Clair Gunther's "Cecilia & Rebecca" is a visual and narrative palate-cleanser after several intensely colored stories. Simply rendered with a sort of metallic gold-brown background, it's about a piano teacher whose lessons with a kid named Bridget is interrupted by her titular little sisters. Hoping to add them as a clients, she mentions it to their mother, who nervously says she'll ask them. When the mother later tells the teacher they'd rather do dance, it leads to a wholly unexpected and strange twist that is nonetheless deeply felt. Gunther smartly takes what seems to be a fairly straight-ahead narrative in a 12-panel grid and turns it into something beautifully odd.
The first issue ends with Alexander Laird's totally bonkers "Goblin 64." Laird has his own publishing shingle with Frog Farm (and he does regular events with other cartoonists), but this story is a demented cross between aspects of Paper Rad's cultural raids and shitty video game magazines from the 80s. It took me a minute to see what Laird was doing here, in this article by "Caleb Humus" about a game called Maze Goblin, done precisely in the style of those magazines, down to the grainy images of the games that are supposed to be mind-blowing but look badly antiquated by today's standards. The drawings Laird makes of this imaginary game featuring a character named Ebubobo the Goblin are very funny and fit so totally into the aesthetic that I was hooked for a moment. The gameplay slowly gets stranger and stranger as it's clear this demo the author is playing has sinister overtones until the piece pivots into a review of a game called "Caleb," reviewed by Ebubobo the Goblin! It's a fantastic concept piece that works because of the attention to detail paid to its source material and the wild swerve that nonetheless makes sense.

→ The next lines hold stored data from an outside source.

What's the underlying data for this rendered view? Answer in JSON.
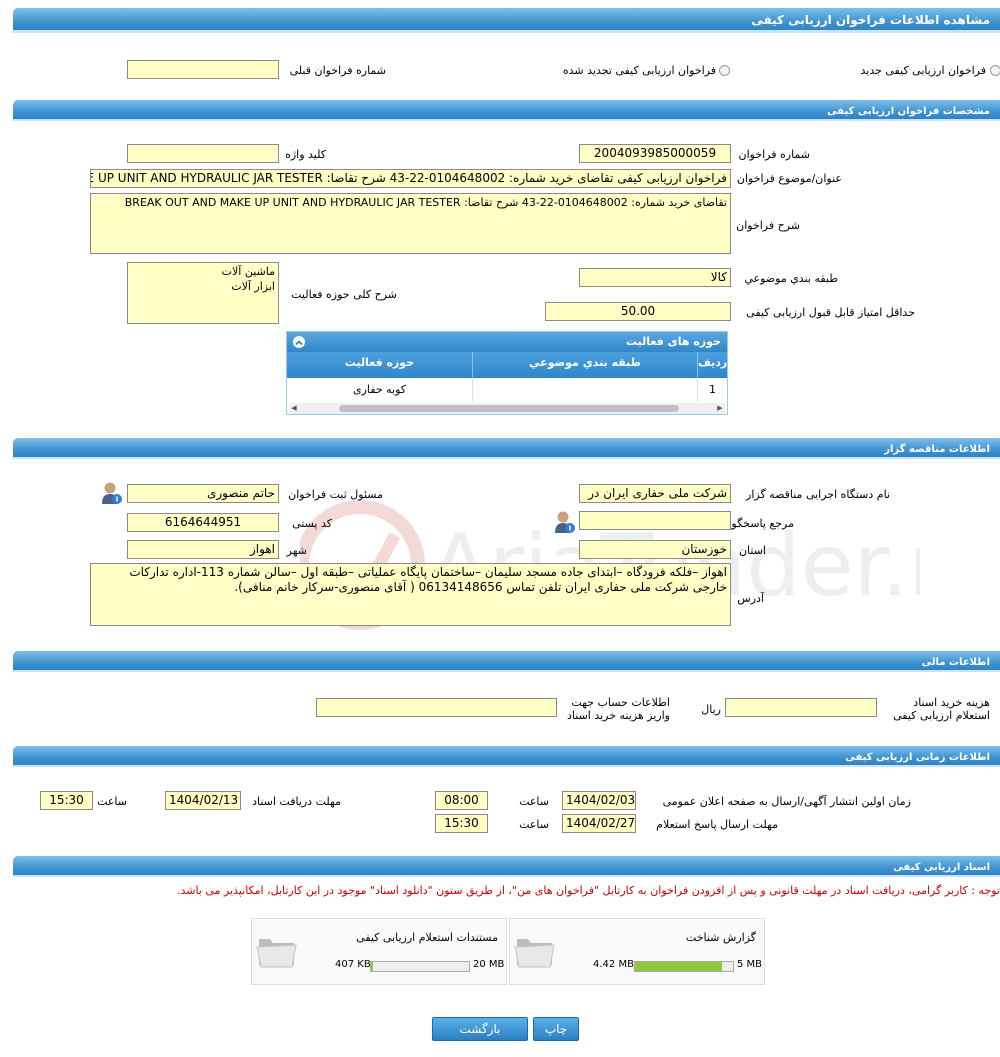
{
  "page_title": "مشاهده اطلاعات فراخوان ارزیابی کیفی",
  "type_options": {
    "new_label": "فراخوان ارزیابی کیفی جدید",
    "renewed_label": "فراخوان ارزیابی کیفی تجدید شده",
    "prev_number_label": "شماره فراخوان قبلی",
    "prev_number_value": ""
  },
  "specs": {
    "header": "مشخصات فراخوان ارزیابی کیفی",
    "call_number_label": "شماره فراخوان",
    "call_number_value": "2004093985000059",
    "keyword_label": "کلید واژه",
    "keyword_value": "",
    "subject_label": "عنوان/موضوع فراخوان",
    "subject_value": "فراخوان ارزیابی کیفی تقاضای خرید شماره:  0104648002-22-43 شرح تقاضا: BREAK OUT AND MAKE UP UNIT AND HYDRAULIC JAR TESTER",
    "description_label": "شرح فراخوان",
    "description_value": "تقاضای خرید شماره:  0104648002-22-43 شرح تقاضا: BREAK OUT AND MAKE UP UNIT AND HYDRAULIC JAR TESTER",
    "category_label": "طبقه بندي موضوعي",
    "category_value": "کالا",
    "activity_label": "شرح کلی حوزه فعالیت",
    "activity_lines": [
      "ماشین آلات",
      "ابزار آلات"
    ],
    "min_score_label": "حداقل امتیاز قابل قبول ارزیابی کیفی",
    "min_score_value": "50.00"
  },
  "activity_grid": {
    "title": "حوزه های فعالیت",
    "columns": [
      "ردیف",
      "طبقه بندي موضوعي",
      "حوزه فعالیت"
    ],
    "rows": [
      [
        "1",
        "",
        "کوبه حفاری"
      ]
    ]
  },
  "organizer": {
    "header": "اطلاعات مناقصه گزار",
    "org_name_label": "نام دستگاه اجرایی مناقصه گزار",
    "org_name_value": "شرکت ملی حفاری ایران در",
    "registrar_label": "مسئول ثبت فراخوان",
    "registrar_value": "حاتم منصوری",
    "responder_label": "مرجع پاسخگویی",
    "responder_value": "",
    "postal_label": "کد پستی",
    "postal_value": "6164644951",
    "province_label": "استان",
    "province_value": "خوزستان",
    "city_label": "شهر",
    "city_value": "اهواز",
    "address_label": "آدرس",
    "address_value": "اهواز –فلکه فرودگاه –ابتدای جاده مسجد سلیمان –ساختمان پایگاه عملیاتی –طبقه اول –سالن شماره 113-اداره تدارکات خارجی شرکت ملی حفاری ایران تلفن تماس  06134148656 ( آقای منصوری-سرکار خانم منافی)."
  },
  "financial": {
    "header": "اطلاعات مالی",
    "fee_label_line1": "هزینه خرید اسناد",
    "fee_label_line2": "استعلام ارزیابی کیفی",
    "fee_value": "",
    "currency": "ریال",
    "account_label_line1": "اطلاعات حساب جهت",
    "account_label_line2": "واریز هزینه خرید اسناد",
    "account_value": ""
  },
  "timing": {
    "header": "اطلاعات زمانی ارزیابی کیفی",
    "publish_label": "زمان اولین انتشار آگهی/ارسال به صفحه اعلان عمومی",
    "publish_date": "1404/02/03",
    "publish_time": "08:00",
    "receive_label": "مهلت دریافت اسناد",
    "receive_date": "1404/02/13",
    "receive_time": "15:30",
    "reply_label": "مهلت ارسال پاسخ استعلام",
    "reply_date": "1404/02/27",
    "reply_time": "15:30",
    "time_label": "ساعت"
  },
  "documents": {
    "header": "اسناد ارزیابی کیفی",
    "note": "توجه : کاربر گرامی، دریافت اسناد در مهلت قانونی و پس از افزودن فراخوان به کارتابل \"فراخوان های من\"، از طریق ستون \"دانلود اسناد\" موجود در این کارتابل، امکانپذیر می باشد.",
    "items": [
      {
        "title": "گزارش شناخت",
        "size": "4.42 MB",
        "max": "5 MB",
        "fraction": 0.884
      },
      {
        "title": "مستندات استعلام ارزیابی کیفی",
        "size": "407 KB",
        "max": "20 MB",
        "fraction": 0.02
      }
    ]
  },
  "buttons": {
    "print": "چاپ",
    "back": "بازگشت"
  },
  "watermark_text": "AriaTender.neT",
  "colors": {
    "header_blue": "#3f93d0",
    "field_yellow": "#ffffc6",
    "note_red": "#cc0000",
    "progress_green": "#8fc93a"
  }
}
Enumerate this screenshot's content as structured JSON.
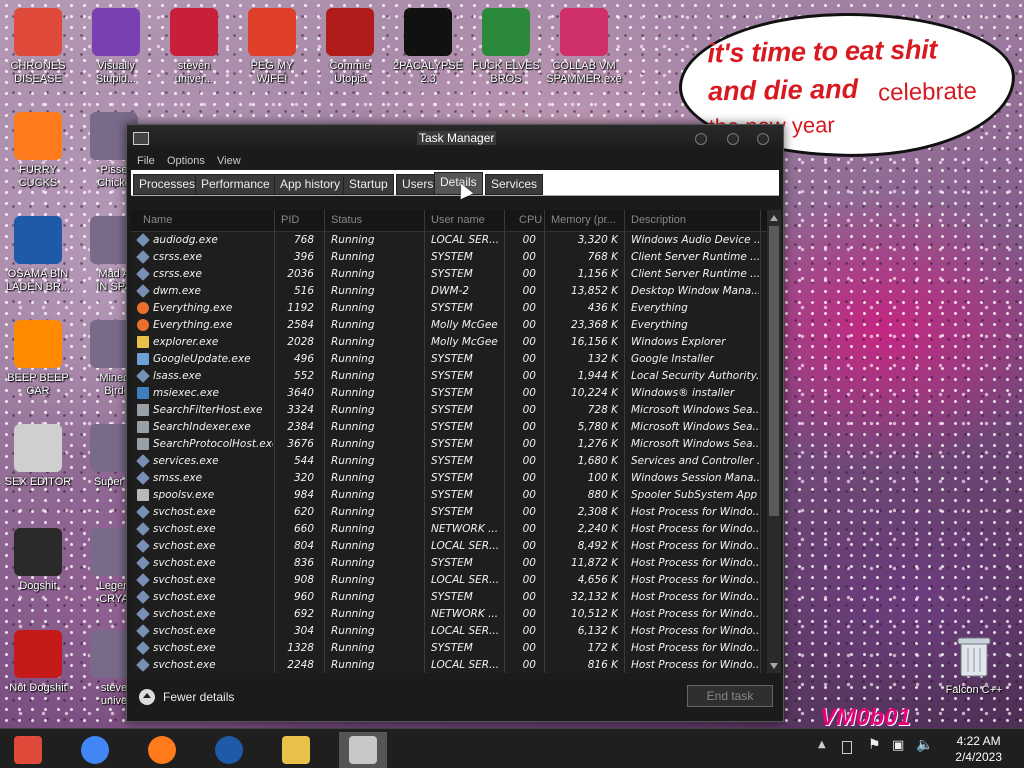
{
  "desktop": {
    "icons_left": [
      {
        "label": "CHRONES\nDISEASE",
        "icon": "chrome-icon",
        "color": "#e04a3a"
      },
      {
        "label": "FURRY CUCKS",
        "icon": "firefox-icon",
        "color": "#ff7a1a"
      },
      {
        "label": "OSAMA BIN\nLADEN BR...",
        "icon": "obama-logo-icon",
        "color": "#1e5aa8"
      },
      {
        "label": "BEEP BEEP\nCAR",
        "icon": "vlc-cone-icon",
        "color": "#ff8a00"
      },
      {
        "label": "SEX EDITOR",
        "icon": "hxd-icon",
        "color": "#cfcfcf"
      },
      {
        "label": "Dogshit",
        "icon": "dogshit-icon",
        "color": "#2a2a2a"
      },
      {
        "label": "Not Dogshit",
        "icon": "devcpp-icon",
        "color": "#c41a1a"
      }
    ],
    "icons_second": [
      {
        "label": "Pisse\nChicke",
        "icon": "chicken-icon"
      },
      {
        "label": "Mad A\nIN SPA",
        "icon": "game-icon"
      },
      {
        "label": "Minec\nBird",
        "icon": "angry-bird-icon"
      },
      {
        "label": "Super C",
        "icon": "super-icon"
      },
      {
        "label": "Legen\nCRYA",
        "icon": "pixel-hero-icon"
      },
      {
        "label": "steve\nunive",
        "icon": "gem-icon"
      }
    ],
    "icons_top": [
      {
        "label": "Visually\nStupid...",
        "icon": "visual-studio-icon",
        "color": "#7a3fb0"
      },
      {
        "label": "steven\nuniver...",
        "icon": "steven-icon",
        "color": "#c8203a"
      },
      {
        "label": "PEG MY WIFE!",
        "icon": "peggle-icon",
        "color": "#e0402a"
      },
      {
        "label": "Commie\nUtopia",
        "icon": "commie-icon",
        "color": "#b01c1c"
      },
      {
        "label": "2PACALYPSE\n2.3",
        "icon": "cmd-icon",
        "color": "#111111"
      },
      {
        "label": "FUCK ELVES\nBROS",
        "icon": "elf-icon",
        "color": "#2a8a3a"
      },
      {
        "label": "COLLAB VM\nSPAMMER.exe",
        "icon": "spammer-icon",
        "color": "#d0306a"
      }
    ],
    "recycle_bin": "Falcon C++",
    "bubble": {
      "line1": "it's time to eat shit",
      "line2": "and die and",
      "line2b": "celebrate",
      "line3": "the new year"
    },
    "watermark": "VM0b01"
  },
  "task_manager": {
    "title": "Task Manager",
    "menu": [
      "File",
      "Options",
      "View"
    ],
    "tabs": [
      "Processes",
      "Performance",
      "App history",
      "Startup",
      "Users",
      "Details",
      "Services"
    ],
    "active_tab": "Details",
    "columns": [
      "Name",
      "PID",
      "Status",
      "User name",
      "CPU",
      "Memory (pr...",
      "Description"
    ],
    "rows": [
      {
        "name": "audiodg.exe",
        "pid": "768",
        "status": "Running",
        "user": "LOCAL SER...",
        "cpu": "00",
        "mem": "3,320 K",
        "desc": "Windows Audio Device ...",
        "icon": "generic-exe"
      },
      {
        "name": "csrss.exe",
        "pid": "396",
        "status": "Running",
        "user": "SYSTEM",
        "cpu": "00",
        "mem": "768 K",
        "desc": "Client Server Runtime ...",
        "icon": "generic-exe"
      },
      {
        "name": "csrss.exe",
        "pid": "2036",
        "status": "Running",
        "user": "SYSTEM",
        "cpu": "00",
        "mem": "1,156 K",
        "desc": "Client Server Runtime ...",
        "icon": "generic-exe"
      },
      {
        "name": "dwm.exe",
        "pid": "516",
        "status": "Running",
        "user": "DWM-2",
        "cpu": "00",
        "mem": "13,852 K",
        "desc": "Desktop Window Mana...",
        "icon": "generic-exe"
      },
      {
        "name": "Everything.exe",
        "pid": "1192",
        "status": "Running",
        "user": "SYSTEM",
        "cpu": "00",
        "mem": "436 K",
        "desc": "Everything",
        "icon": "search-app"
      },
      {
        "name": "Everything.exe",
        "pid": "2584",
        "status": "Running",
        "user": "Molly McGee",
        "cpu": "00",
        "mem": "23,368 K",
        "desc": "Everything",
        "icon": "search-app"
      },
      {
        "name": "explorer.exe",
        "pid": "2028",
        "status": "Running",
        "user": "Molly McGee",
        "cpu": "00",
        "mem": "16,156 K",
        "desc": "Windows Explorer",
        "icon": "folder-app"
      },
      {
        "name": "GoogleUpdate.exe",
        "pid": "496",
        "status": "Running",
        "user": "SYSTEM",
        "cpu": "00",
        "mem": "132 K",
        "desc": "Google Installer",
        "icon": "window-app"
      },
      {
        "name": "lsass.exe",
        "pid": "552",
        "status": "Running",
        "user": "SYSTEM",
        "cpu": "00",
        "mem": "1,944 K",
        "desc": "Local Security Authority...",
        "icon": "generic-exe"
      },
      {
        "name": "msiexec.exe",
        "pid": "3640",
        "status": "Running",
        "user": "SYSTEM",
        "cpu": "00",
        "mem": "10,224 K",
        "desc": "Windows® installer",
        "icon": "installer-app"
      },
      {
        "name": "SearchFilterHost.exe",
        "pid": "3324",
        "status": "Running",
        "user": "SYSTEM",
        "cpu": "00",
        "mem": "728 K",
        "desc": "Microsoft Windows Sea...",
        "icon": "search-host"
      },
      {
        "name": "SearchIndexer.exe",
        "pid": "2384",
        "status": "Running",
        "user": "SYSTEM",
        "cpu": "00",
        "mem": "5,780 K",
        "desc": "Microsoft Windows Sea...",
        "icon": "search-host"
      },
      {
        "name": "SearchProtocolHost.exe",
        "pid": "3676",
        "status": "Running",
        "user": "SYSTEM",
        "cpu": "00",
        "mem": "1,276 K",
        "desc": "Microsoft Windows Sea...",
        "icon": "search-host"
      },
      {
        "name": "services.exe",
        "pid": "544",
        "status": "Running",
        "user": "SYSTEM",
        "cpu": "00",
        "mem": "1,680 K",
        "desc": "Services and Controller ...",
        "icon": "generic-exe"
      },
      {
        "name": "smss.exe",
        "pid": "320",
        "status": "Running",
        "user": "SYSTEM",
        "cpu": "00",
        "mem": "100 K",
        "desc": "Windows Session Mana...",
        "icon": "generic-exe"
      },
      {
        "name": "spoolsv.exe",
        "pid": "984",
        "status": "Running",
        "user": "SYSTEM",
        "cpu": "00",
        "mem": "880 K",
        "desc": "Spooler SubSystem App",
        "icon": "printer-app"
      },
      {
        "name": "svchost.exe",
        "pid": "620",
        "status": "Running",
        "user": "SYSTEM",
        "cpu": "00",
        "mem": "2,308 K",
        "desc": "Host Process for Windo...",
        "icon": "generic-exe"
      },
      {
        "name": "svchost.exe",
        "pid": "660",
        "status": "Running",
        "user": "NETWORK ...",
        "cpu": "00",
        "mem": "2,240 K",
        "desc": "Host Process for Windo...",
        "icon": "generic-exe"
      },
      {
        "name": "svchost.exe",
        "pid": "804",
        "status": "Running",
        "user": "LOCAL SER...",
        "cpu": "00",
        "mem": "8,492 K",
        "desc": "Host Process for Windo...",
        "icon": "generic-exe"
      },
      {
        "name": "svchost.exe",
        "pid": "836",
        "status": "Running",
        "user": "SYSTEM",
        "cpu": "00",
        "mem": "11,872 K",
        "desc": "Host Process for Windo...",
        "icon": "generic-exe"
      },
      {
        "name": "svchost.exe",
        "pid": "908",
        "status": "Running",
        "user": "LOCAL SER...",
        "cpu": "00",
        "mem": "4,656 K",
        "desc": "Host Process for Windo...",
        "icon": "generic-exe"
      },
      {
        "name": "svchost.exe",
        "pid": "960",
        "status": "Running",
        "user": "SYSTEM",
        "cpu": "00",
        "mem": "32,132 K",
        "desc": "Host Process for Windo...",
        "icon": "generic-exe"
      },
      {
        "name": "svchost.exe",
        "pid": "692",
        "status": "Running",
        "user": "NETWORK ...",
        "cpu": "00",
        "mem": "10,512 K",
        "desc": "Host Process for Windo...",
        "icon": "generic-exe"
      },
      {
        "name": "svchost.exe",
        "pid": "304",
        "status": "Running",
        "user": "LOCAL SER...",
        "cpu": "00",
        "mem": "6,132 K",
        "desc": "Host Process for Windo...",
        "icon": "generic-exe"
      },
      {
        "name": "svchost.exe",
        "pid": "1328",
        "status": "Running",
        "user": "SYSTEM",
        "cpu": "00",
        "mem": "172 K",
        "desc": "Host Process for Windo...",
        "icon": "generic-exe"
      },
      {
        "name": "svchost.exe",
        "pid": "2248",
        "status": "Running",
        "user": "LOCAL SER...",
        "cpu": "00",
        "mem": "816 K",
        "desc": "Host Process for Windo...",
        "icon": "generic-exe"
      }
    ],
    "fewer_details": "Fewer details",
    "end_task": "End task"
  },
  "taskbar": {
    "pinned": [
      "explorer-icon",
      "chrome-icon",
      "firefox-icon",
      "obama-logo-icon",
      "folder-icon",
      "task-manager-icon"
    ],
    "tray": [
      "chevron-up-icon",
      "desktop-icon",
      "flag-icon",
      "network-icon",
      "volume-icon"
    ],
    "time": "4:22 AM",
    "date": "2/4/2023"
  }
}
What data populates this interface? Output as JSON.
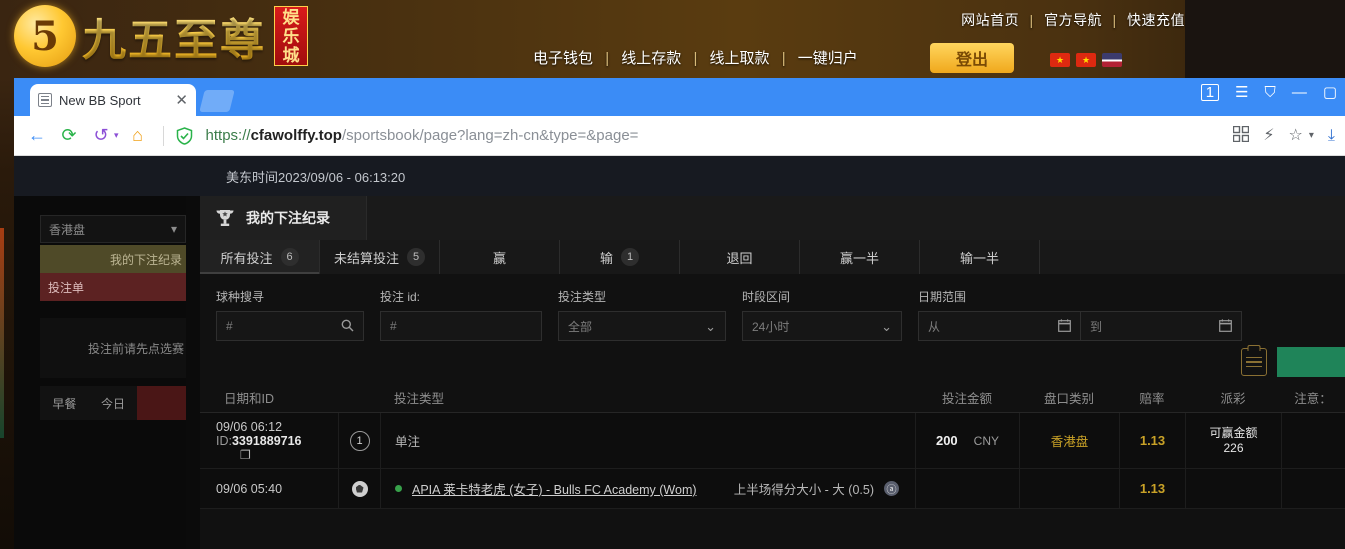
{
  "site": {
    "logo_mark": "5",
    "logo_text": "九五至尊",
    "logo_badge": "娱乐城",
    "top_nav": [
      "网站首页",
      "官方导航",
      "快速充值"
    ],
    "mid_nav": [
      "电子钱包",
      "线上存款",
      "线上取款",
      "一键归户"
    ],
    "logout_label": "登出",
    "flags": [
      "hk-flag-icon",
      "cn-flag-icon",
      "us-flag-icon"
    ]
  },
  "browser": {
    "tab": {
      "title": "New BB Sport",
      "favicon": "document-icon",
      "close": "✕"
    },
    "tab_count": "1",
    "window_controls": {
      "menu": "☰",
      "collections": "⛉",
      "minimize": "—",
      "maximize": "▢"
    },
    "nav": {
      "back": "←",
      "reload": "⟳",
      "history": "↺",
      "home": "⌂",
      "history_caret": "▾"
    },
    "url": {
      "scheme": "https://",
      "domain": "cfawolffy.top",
      "path": "/sportsbook/page?lang=zh-cn&type=&page="
    },
    "nav_right": {
      "qr": "qr-icon",
      "flash": "⚡",
      "star": "☆",
      "caret": "▾",
      "download": "⤓"
    }
  },
  "page": {
    "server_time": "美东时间2023/09/06 - 06:13:20",
    "sidebar": {
      "odds_format": "香港盘",
      "my_bets": "我的下注纪录",
      "bet_slip": "投注单",
      "hint": "投注前请先点选赛",
      "bottom_tabs": [
        "早餐",
        "今日",
        ""
      ]
    },
    "panel": {
      "title": "我的下注纪录",
      "title_icon": "trophy-icon",
      "tabs": [
        {
          "label": "所有投注",
          "count": "6",
          "active": true
        },
        {
          "label": "未结算投注",
          "count": "5",
          "active": false
        },
        {
          "label": "赢",
          "count": "",
          "active": false
        },
        {
          "label": "输",
          "count": "1",
          "active": false
        },
        {
          "label": "退回",
          "count": "",
          "active": false
        },
        {
          "label": "赢一半",
          "count": "",
          "active": false
        },
        {
          "label": "输一半",
          "count": "",
          "active": false
        }
      ],
      "filters": {
        "sport_search": {
          "label": "球种搜寻",
          "placeholder": "#",
          "value": "",
          "icon": "search-icon"
        },
        "bet_id": {
          "label": "投注 id:",
          "placeholder": "#",
          "value": ""
        },
        "bet_type": {
          "label": "投注类型",
          "value": "全部",
          "caret": "⌄"
        },
        "period": {
          "label": "时段区间",
          "value": "24小时",
          "caret": "⌄"
        },
        "date_range": {
          "label": "日期范围",
          "from_placeholder": "从",
          "to_placeholder": "到",
          "icon": "calendar-icon"
        }
      },
      "actions": {
        "clipboard": "clipboard-icon",
        "submit": ""
      },
      "table": {
        "columns": [
          "日期和ID",
          "",
          "投注类型",
          "投注金额",
          "盘口类别",
          "赔率",
          "派彩",
          "注意："
        ],
        "rows": [
          {
            "date": "09/06 06:12",
            "id_label": "ID:",
            "id": "3391889716",
            "copy_icon": "copy-icon",
            "leg_number": "1",
            "bet_type": "单注",
            "amount": "200",
            "currency": "CNY",
            "market": "香港盘",
            "odds": "1.13",
            "payout_label": "可赢金额",
            "payout_value": "226",
            "note": ""
          },
          {
            "date": "09/06 05:40",
            "sport_icon": "soccer-icon",
            "live_dot": "live-indicator",
            "match": "APIA 莱卡特老虎 (女子) - Bulls FC Academy (Wom)",
            "selection": "上半场得分大小 - 大 (0.5)",
            "info_icon": "info-icon",
            "amount": "",
            "currency": "",
            "market": "",
            "odds": "1.13",
            "payout_label": "",
            "payout_value": "",
            "note": ""
          }
        ]
      }
    }
  }
}
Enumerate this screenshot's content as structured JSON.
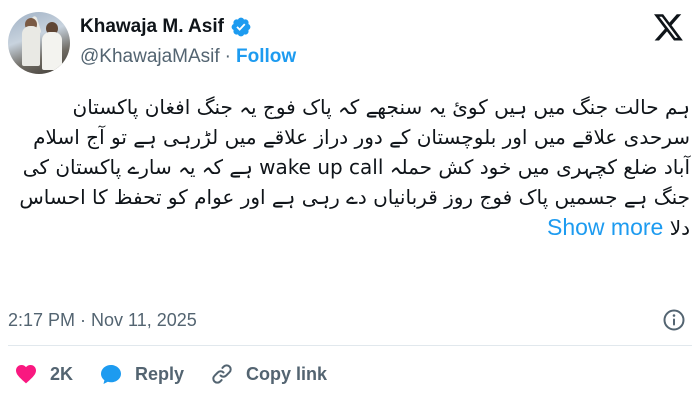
{
  "author": {
    "display_name": "Khawaja M. Asif",
    "handle": "@KhawajaMAsif",
    "separator": "·",
    "follow_label": "Follow"
  },
  "tweet": {
    "text": "ہم حالت جنگ میں ہیں کوئ یہ سنجھے کہ پاک فوج یہ جنگ افغان پاکستان سرحدی علاقے میں اور بلوچستان کے دور دراز علاقے میں لڑرہی ہے تو آج اسلام آباد ضلع کچہری میں خود کش حملہ wake up call ہے کہ یہ سارے پاکستان کی جنگ ہے جسمیں پاک فوج روز قربانیاں دے رہی ہے اور عوام کو تحفظ کا احساس دلا",
    "show_more_label": "Show more"
  },
  "meta": {
    "timestamp": "2:17 PM · Nov 11, 2025"
  },
  "actions": {
    "likes_count": "2K",
    "reply_label": "Reply",
    "copy_link_label": "Copy link"
  },
  "colors": {
    "accent": "#1d9bf0",
    "like": "#f91880",
    "muted": "#536471",
    "text": "#0f1419"
  },
  "icons": [
    "verified-badge-icon",
    "x-logo-icon",
    "info-icon",
    "heart-icon",
    "reply-bubble-icon",
    "link-icon"
  ]
}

It's a wild way to conclude the issue, but it demonstrates rather definitively that anything goes with CRAM and what Alexander is willing to do with regard to publishing different narrative styles. Wisely, Alexander steers away from excerpts in future issues, but there's just a wonderful sense of freshness in this anthology. Alexander isn't necessarily trying to reinvent the wheel or challenge the very concept of narrative the way that Sammy Harkham did in Kramer's. Instead, Alexander is more concerned with the very best production values supporting the aims of some disparate narrative styles.